While Miller said he thought Alkins would “return sooner rather than later” for UA, maybe even on Saturday against Utah, the absence suggests a level of uncertainty that could continue for a while, maybe even the rest of the season.

Miller said he didn’t know if Alkins will still need management for his foot even in the late season, though he says that Alkins at least does not have a stress reaction or a re-fracture of the foot.

Alkins did, however, experience soreness two weeks in a row.
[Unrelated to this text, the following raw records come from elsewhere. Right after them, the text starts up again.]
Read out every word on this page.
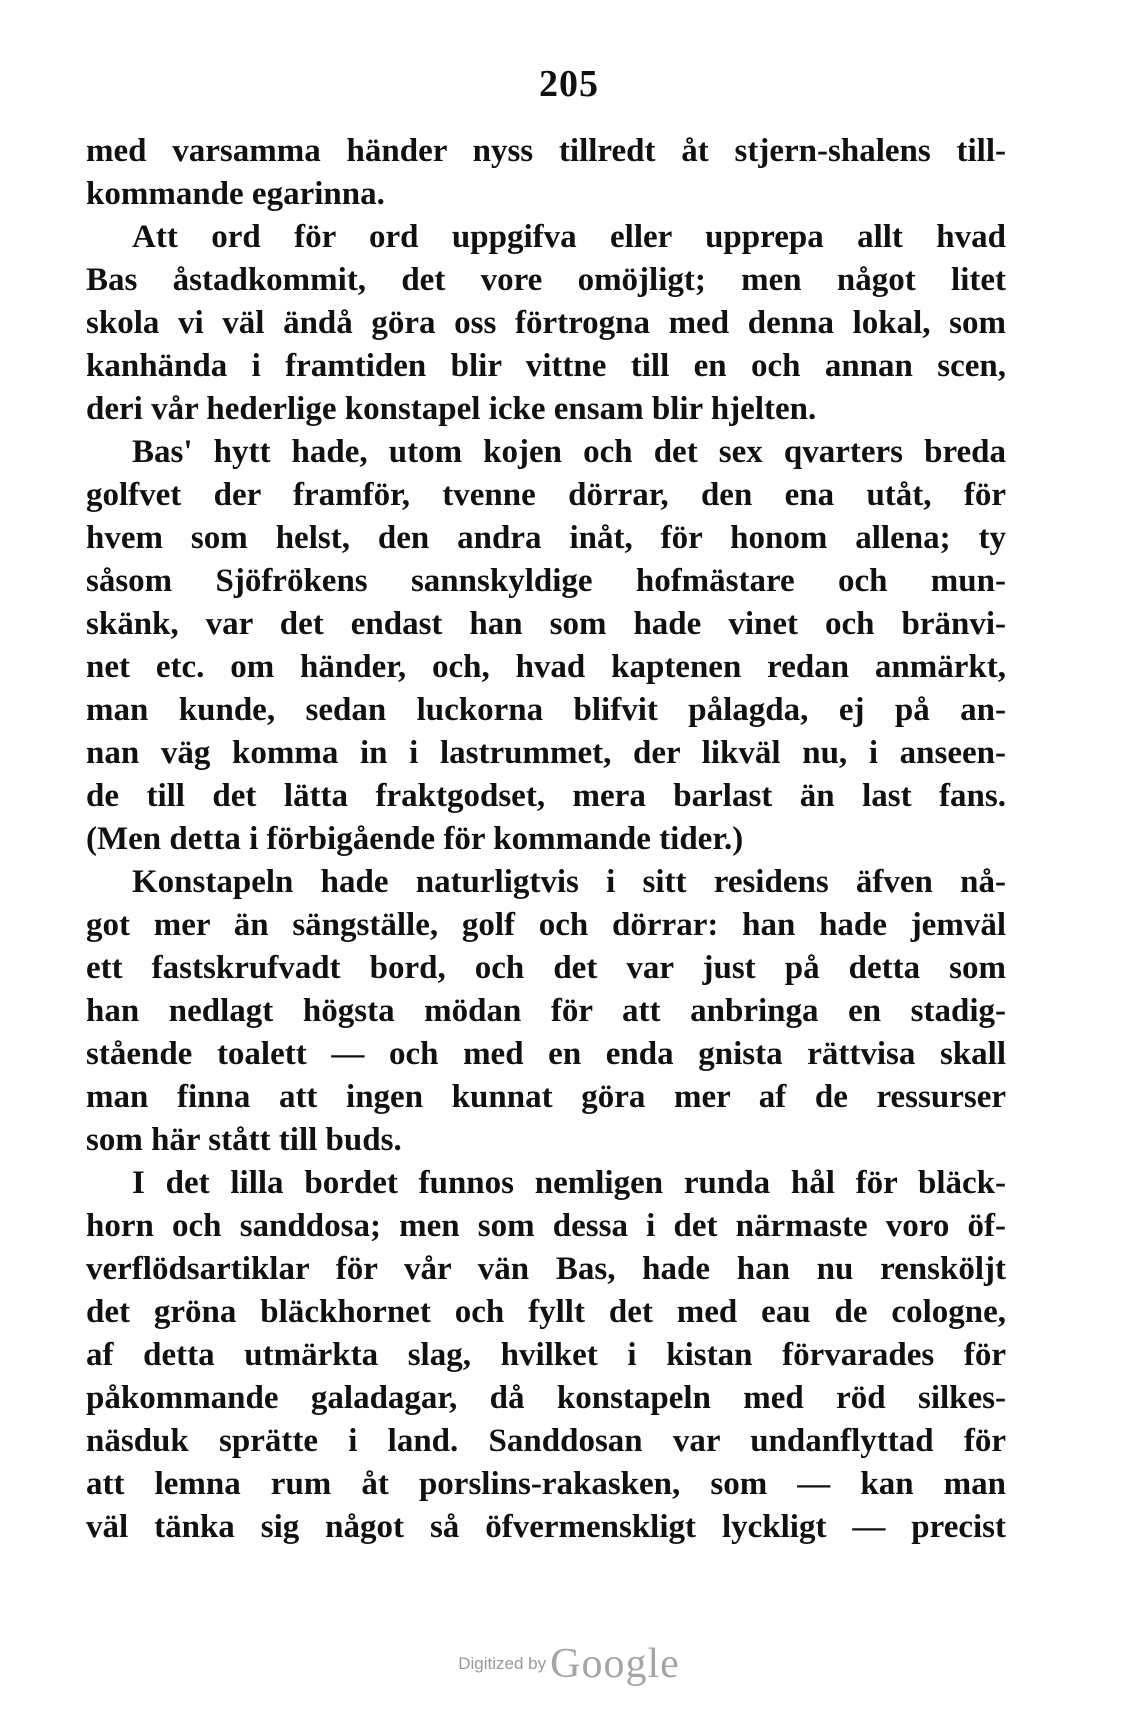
205
med varsamma händer nyss tillredt åt stjern-shalens till-
kommande egarinna.
Att ord för ord uppgifva eller upprepa allt hvad
Bas åstadkommit, det vore omöjligt; men något litet
skola vi väl ändå göra oss förtrogna med denna lokal, som
kanhända i framtiden blir vittne till en och annan scen,
deri vår hederlige konstapel icke ensam blir hjelten.
Bas' hytt hade, utom kojen och det sex qvarters breda
golfvet der framför, tvenne dörrar, den ena utåt, för
hvem som helst, den andra inåt, för honom allena; ty
såsom Sjöfrökens sannskyldige hofmästare och mun-
skänk, var det endast han som hade vinet och bränvi-
net etc. om händer, och, hvad kaptenen redan anmärkt,
man kunde, sedan luckorna blifvit pålagda, ej på an-
nan väg komma in i lastrummet, der likväl nu, i anseen-
de till det lätta fraktgodset, mera barlast än last fans.
(Men detta i förbigående för kommande tider.)
Konstapeln hade naturligtvis i sitt residens äfven nå-
got mer än sängställe, golf och dörrar: han hade jemväl
ett fastskrufvadt bord, och det var just på detta som
han nedlagt högsta mödan för att anbringa en stadig-
stående toalett — och med en enda gnista rättvisa skall
man finna att ingen kunnat göra mer af de ressurser
som här stått till buds.
I det lilla bordet funnos nemligen runda hål för bläck-
horn och sanddosa; men som dessa i det närmaste voro öf-
verflödsartiklar för vår vän Bas, hade han nu rensköljt
det gröna bläckhornet och fyllt det med eau de cologne,
af detta utmärkta slag, hvilket i kistan förvarades för
påkommande galadagar, då konstapeln med röd silkes-
näsduk sprätte i land. Sanddosan var undanflyttad för
att lemna rum åt porslins-rakasken, som — kan man
väl tänka sig något så öfvermenskligt lyckligt — precist
Digitized by Google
He first felt pain Jan. 15 and sat out Arizona’s Jan. 17 game at Cal and then returned to play 34 minutes at Stanford last Saturday.

Miller said Monday he wasn’t aware of any soreness that Alkins had since the Stanford game but painted a different picture Thursday: He said Alkins was held out all week because of pain that surfaced in the days following that game.

Miller said Alkins experiences a “lot more comfort” when he’s fully resting.

That’s not what the Wildcats want in the short term, but maybe it is in the long term.

“Believe me, he wants to be out there but it’s in his best interest and our team’s best interests to manage this the best way,” Miller said. “I don’t have a vote. It’s up to the doctor, Justin (Kokoskie, UA athletic trainer) and Rawle. When all three of those guys agree that it’s safe for him to return (he will) and if there’s a minute restriction we’ll do that as well.”